I was refering to this statement, from Chris’ second post:

I was able to run the point-in time analysis and was wondering why, but you explained it perfectly - thanks again

Thanks for sharing @chris I can see that angular basis needs to be set to " W6 standard basis" for a full klem file! sweet!

Hi@sarith
Do you have a diffuser file(xmls) for water? I want to analyze the light passing through a window filled with water in a room. Well, the light passing through the liquid is definitely more scattered than glass.
thank you

I don’t have one. This is a question worth asking on the Radiance discourse. I doubt if someone has actually created a BSDF for water based on real-world empirical measurements.

Regards,
Sarith

1 Like

Interesting thread. Thanks Sarith and Chris. Not sure if this is the right forum to post this question.
I am new to Window 7.8, and strangely the BSDF folder does not contain any xml files but only csv files. I tried saving the csv file as an xml, and Honeybee Plus is giving this error.

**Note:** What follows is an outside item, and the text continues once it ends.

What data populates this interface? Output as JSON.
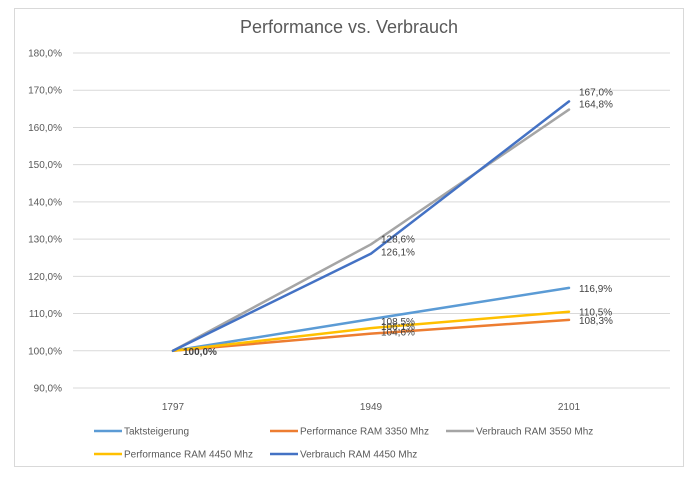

  1. Solution exception:Local variable ‘data_structure’ referenced before assignment.

It also looks like the BCL library does not include frit glass. I tried creating a glazing system in Window 7.8 by using a default frit glass available in Windows database, and it give me this error.
“WhiteFritDiffuseFront.lbl (ID = 30000) has an invalid specularity type. Please consult the knowledge base at windows.lbl.gov for more information.” Is there a workaround? I am trying to simulate this for a daylight study,

I think this would be better answered in the Radiance discourse: https://discourse.radiance-online.org/
Folks from LBNL, including the ones directly responsible for the maintenance of Window, are more active on that forum.